有更多的人加入了其中。另一派的人顿时就处于下风了。
宜宁看了一眼那箱子,问道:“里面是尸首?”
陆嘉学摇了摇头。
他说:“尸首不对,应该说是人头。”
宜宁想问是谁的人头,你居然放在我的添箱礼里,是要我抬去罗家吗?想了想还是别问了。陆嘉学跟她并不算熟,知道得多了并不好。
陆嘉学带着宜宁去了中堂坐下,他不说话喝着茶,也不理会宜宁,外头艳阳高照的。有个穿着程子衣的人走进来道:“……抓了六个,其他几个见状不妙,趁乱跑逃跑了。”
“追吧。”陆嘉学只是说,那人又出去了。
宜宁没有茶喝,刚才在外面晒得厉害,有点口干。但是外头现在有点乱,她觉得还是在陆嘉学身边最安全,不要乱跑了。她看着外头的太阳,心想不知道魏凌知道后院的事没有,有一搭没一搭的担心着。
这场意外的确打断了她的亲事,不然这时候已经要出嫁了。
陆嘉学看了看她,也不知道她乱跑什么,都是要成亲的人了。要不是他顺手救了她,这时候还真是刀下鬼。
他本来是想让程琅娶魏宜宁的,结果居然成了罗慎远。
屋子里张灯结彩,大红绸子就挂在屋檐下。那个沉默看着隔扇外阳光的少女一身的大红吉服,已经偏西的太阳带着淡淡橘色,照着她手腕上的金镯子。华贵而又庄重,唯有新娘子的发髻不太适合她,越发显得她面容清嫩了。
成亲这么热闹,总是让他想起他当年成亲的时候。
陆嘉学这一生只成过一次亲。
其实没有这么大的场面,那个时候他只是个不出众的庶子,手头不宽裕。能置办的都置办了,但是他把她娶进门的时候,却很雀跃和高兴,她肯定是不知道的。揭开盖头的时候她抬起头打量他,他就洋溢不住地微笑。

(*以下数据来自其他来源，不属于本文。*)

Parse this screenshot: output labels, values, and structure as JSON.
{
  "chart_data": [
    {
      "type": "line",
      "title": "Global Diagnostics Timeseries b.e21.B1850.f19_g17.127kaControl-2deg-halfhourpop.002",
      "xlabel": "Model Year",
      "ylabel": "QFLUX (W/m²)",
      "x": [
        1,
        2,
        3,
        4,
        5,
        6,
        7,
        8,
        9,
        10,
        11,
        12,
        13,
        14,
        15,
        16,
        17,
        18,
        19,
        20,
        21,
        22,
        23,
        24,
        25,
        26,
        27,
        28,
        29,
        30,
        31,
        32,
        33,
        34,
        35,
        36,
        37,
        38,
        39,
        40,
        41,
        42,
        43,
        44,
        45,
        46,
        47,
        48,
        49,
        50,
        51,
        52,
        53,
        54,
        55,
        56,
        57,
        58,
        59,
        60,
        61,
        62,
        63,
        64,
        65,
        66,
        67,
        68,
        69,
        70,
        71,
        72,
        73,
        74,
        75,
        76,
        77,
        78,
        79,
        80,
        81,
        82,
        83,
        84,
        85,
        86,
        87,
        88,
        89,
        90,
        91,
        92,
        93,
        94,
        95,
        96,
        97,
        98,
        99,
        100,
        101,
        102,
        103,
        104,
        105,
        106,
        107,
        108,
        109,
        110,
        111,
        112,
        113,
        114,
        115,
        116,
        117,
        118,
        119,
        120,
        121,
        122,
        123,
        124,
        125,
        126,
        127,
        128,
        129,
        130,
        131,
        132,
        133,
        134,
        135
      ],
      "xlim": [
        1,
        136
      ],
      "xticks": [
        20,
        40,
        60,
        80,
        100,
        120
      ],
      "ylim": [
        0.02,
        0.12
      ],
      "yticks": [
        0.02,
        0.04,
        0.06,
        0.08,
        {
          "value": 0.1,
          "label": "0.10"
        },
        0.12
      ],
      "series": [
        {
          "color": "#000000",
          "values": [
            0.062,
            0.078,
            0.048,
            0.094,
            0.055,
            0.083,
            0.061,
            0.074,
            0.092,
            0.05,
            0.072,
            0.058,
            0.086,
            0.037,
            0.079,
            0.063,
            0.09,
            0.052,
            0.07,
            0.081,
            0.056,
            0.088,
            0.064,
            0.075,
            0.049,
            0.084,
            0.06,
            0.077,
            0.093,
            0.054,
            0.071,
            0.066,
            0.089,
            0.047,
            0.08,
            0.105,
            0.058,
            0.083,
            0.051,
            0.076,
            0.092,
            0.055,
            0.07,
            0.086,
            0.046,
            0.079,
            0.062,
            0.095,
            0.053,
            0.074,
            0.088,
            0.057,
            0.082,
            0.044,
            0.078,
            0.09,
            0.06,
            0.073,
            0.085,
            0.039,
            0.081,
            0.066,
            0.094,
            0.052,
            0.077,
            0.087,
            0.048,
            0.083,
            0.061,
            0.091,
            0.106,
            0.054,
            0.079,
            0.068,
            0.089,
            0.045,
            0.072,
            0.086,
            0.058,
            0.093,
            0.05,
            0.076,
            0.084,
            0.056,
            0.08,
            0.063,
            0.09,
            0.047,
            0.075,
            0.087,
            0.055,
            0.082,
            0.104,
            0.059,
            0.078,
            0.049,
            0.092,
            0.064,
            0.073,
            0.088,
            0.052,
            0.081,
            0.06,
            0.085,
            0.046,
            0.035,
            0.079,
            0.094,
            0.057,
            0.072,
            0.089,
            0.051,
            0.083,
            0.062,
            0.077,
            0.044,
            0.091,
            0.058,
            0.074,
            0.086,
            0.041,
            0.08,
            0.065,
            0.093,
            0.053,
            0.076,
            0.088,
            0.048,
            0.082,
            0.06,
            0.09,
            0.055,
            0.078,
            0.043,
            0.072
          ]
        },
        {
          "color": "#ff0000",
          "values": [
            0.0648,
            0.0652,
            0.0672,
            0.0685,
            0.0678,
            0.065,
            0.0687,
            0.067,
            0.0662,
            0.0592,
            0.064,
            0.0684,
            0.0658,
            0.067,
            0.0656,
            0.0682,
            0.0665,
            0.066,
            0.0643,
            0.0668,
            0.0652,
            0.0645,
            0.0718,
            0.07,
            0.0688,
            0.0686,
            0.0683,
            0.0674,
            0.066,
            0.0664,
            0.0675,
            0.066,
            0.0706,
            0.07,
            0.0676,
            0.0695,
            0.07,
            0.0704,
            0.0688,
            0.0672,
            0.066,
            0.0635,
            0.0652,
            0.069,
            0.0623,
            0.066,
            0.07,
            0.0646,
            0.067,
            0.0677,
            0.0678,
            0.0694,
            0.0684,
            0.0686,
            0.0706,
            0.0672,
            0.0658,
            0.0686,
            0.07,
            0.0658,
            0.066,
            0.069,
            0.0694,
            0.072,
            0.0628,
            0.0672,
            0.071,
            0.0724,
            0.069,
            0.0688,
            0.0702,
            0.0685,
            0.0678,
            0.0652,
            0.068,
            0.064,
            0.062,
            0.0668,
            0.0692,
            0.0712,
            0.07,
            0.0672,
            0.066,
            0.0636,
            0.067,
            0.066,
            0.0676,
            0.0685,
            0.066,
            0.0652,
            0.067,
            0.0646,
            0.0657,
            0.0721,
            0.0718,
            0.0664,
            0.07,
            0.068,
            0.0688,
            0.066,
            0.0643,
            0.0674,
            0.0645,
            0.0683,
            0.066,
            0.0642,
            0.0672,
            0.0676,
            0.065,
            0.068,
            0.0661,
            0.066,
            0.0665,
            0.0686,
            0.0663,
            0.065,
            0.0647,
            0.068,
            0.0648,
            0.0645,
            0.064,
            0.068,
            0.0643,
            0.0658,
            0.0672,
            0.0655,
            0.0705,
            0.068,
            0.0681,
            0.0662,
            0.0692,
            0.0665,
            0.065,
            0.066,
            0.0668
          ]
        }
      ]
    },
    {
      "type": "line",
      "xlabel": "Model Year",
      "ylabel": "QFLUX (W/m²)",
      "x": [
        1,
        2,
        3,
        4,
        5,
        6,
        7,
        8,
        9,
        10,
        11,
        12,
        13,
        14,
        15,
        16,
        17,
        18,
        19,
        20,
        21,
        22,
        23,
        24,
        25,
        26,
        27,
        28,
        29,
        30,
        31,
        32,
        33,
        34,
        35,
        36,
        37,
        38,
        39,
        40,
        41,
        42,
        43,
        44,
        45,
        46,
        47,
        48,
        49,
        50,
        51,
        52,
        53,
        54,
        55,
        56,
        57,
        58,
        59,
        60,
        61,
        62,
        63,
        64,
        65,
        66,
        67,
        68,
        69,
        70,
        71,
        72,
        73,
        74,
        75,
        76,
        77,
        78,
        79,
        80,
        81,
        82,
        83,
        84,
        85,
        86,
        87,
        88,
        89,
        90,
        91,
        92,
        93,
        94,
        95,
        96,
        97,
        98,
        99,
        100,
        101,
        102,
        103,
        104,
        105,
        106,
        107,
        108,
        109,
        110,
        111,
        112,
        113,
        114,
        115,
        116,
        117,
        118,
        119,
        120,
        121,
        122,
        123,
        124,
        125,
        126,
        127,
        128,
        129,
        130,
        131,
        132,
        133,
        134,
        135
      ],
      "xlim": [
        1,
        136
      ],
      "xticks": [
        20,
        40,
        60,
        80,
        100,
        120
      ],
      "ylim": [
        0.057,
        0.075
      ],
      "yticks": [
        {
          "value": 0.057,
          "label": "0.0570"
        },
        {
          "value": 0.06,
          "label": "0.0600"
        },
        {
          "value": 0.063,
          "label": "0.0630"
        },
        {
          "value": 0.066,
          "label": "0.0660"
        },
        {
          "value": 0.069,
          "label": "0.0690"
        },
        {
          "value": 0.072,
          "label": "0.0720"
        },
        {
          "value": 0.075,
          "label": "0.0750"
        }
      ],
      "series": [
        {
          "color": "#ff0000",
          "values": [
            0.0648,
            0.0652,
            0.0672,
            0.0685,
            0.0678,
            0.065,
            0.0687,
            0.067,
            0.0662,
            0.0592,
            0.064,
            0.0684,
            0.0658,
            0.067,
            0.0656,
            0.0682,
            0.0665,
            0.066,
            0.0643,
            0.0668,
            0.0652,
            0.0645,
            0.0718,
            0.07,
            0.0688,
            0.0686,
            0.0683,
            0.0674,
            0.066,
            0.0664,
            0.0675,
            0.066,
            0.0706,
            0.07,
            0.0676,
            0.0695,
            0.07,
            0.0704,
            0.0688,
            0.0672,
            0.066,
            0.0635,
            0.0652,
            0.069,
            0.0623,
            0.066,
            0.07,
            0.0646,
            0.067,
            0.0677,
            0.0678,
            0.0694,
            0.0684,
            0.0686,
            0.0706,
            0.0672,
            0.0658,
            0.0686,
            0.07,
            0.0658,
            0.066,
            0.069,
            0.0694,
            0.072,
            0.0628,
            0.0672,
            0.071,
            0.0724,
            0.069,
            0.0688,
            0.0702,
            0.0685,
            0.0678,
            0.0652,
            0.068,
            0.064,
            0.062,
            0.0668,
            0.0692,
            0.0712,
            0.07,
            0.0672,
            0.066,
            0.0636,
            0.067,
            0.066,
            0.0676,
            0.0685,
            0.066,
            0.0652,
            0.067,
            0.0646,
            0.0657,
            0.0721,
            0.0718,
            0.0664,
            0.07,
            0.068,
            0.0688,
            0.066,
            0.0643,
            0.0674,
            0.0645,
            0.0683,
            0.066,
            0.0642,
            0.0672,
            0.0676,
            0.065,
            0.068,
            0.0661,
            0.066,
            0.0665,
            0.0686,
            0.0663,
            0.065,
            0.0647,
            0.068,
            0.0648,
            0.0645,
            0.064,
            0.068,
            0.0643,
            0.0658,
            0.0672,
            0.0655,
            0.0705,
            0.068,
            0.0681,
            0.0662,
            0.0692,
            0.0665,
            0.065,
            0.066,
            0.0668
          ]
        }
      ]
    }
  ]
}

现在的他位高权重,拥有了一切东西,财富,权势,地位,能给她任何东西。
但是那个人却已经不在了。
陆嘉学沉沉地闭上眼,外面太阳的光快要收拢起来了。
宜宁觉得这种气氛实在是诡异,也没有进来说话的,天色渐渐黑下来,快要耽误时辰了。
她朝外走去,想到外面喊个小厮去看看,却听到背后那个人突然开口说:“她也叫宜宁。”
她的心顿时猛地一跳,连怎么反应都忘了。手抓着门框渐渐的泛白,抓得指甲生疼。
那种说不清究竟是愤怒还是悲哀的情绪不停地翻腾。陆嘉学经历过这么多的暴乱和战争,大风大浪,如今他站在权力的顶端肆意别人的生死,居然还记得当年侯府里,他是个普通庶子的时候娶过的妻子。
为什么要突然提起?
宜宁让自己的语气尽量的非常平淡:“义父在说什么,我不太明白。”
陆嘉学只是突然想说而已,也许真的是黑夜太过岑寂,记忆却越发的清晰。费尽辛苦得来人,万般疼爱的人就这么没有了。曾经的愤怒和绝望,恨不得毁灭一切的情绪,现在也不过是傍晚余晖里一句简单而平淡的陈述。
“你不用明白。”他平淡地说,“现在应该已经差不多了,去把你父亲叫进来吧。”
宜宁望着傍晚的太阳,她回头看着他。
浓烈的金光里,屋子里的黑影笼着他的半边侧脸,那个曾经笑容满面的人一脸的严峻冷漠。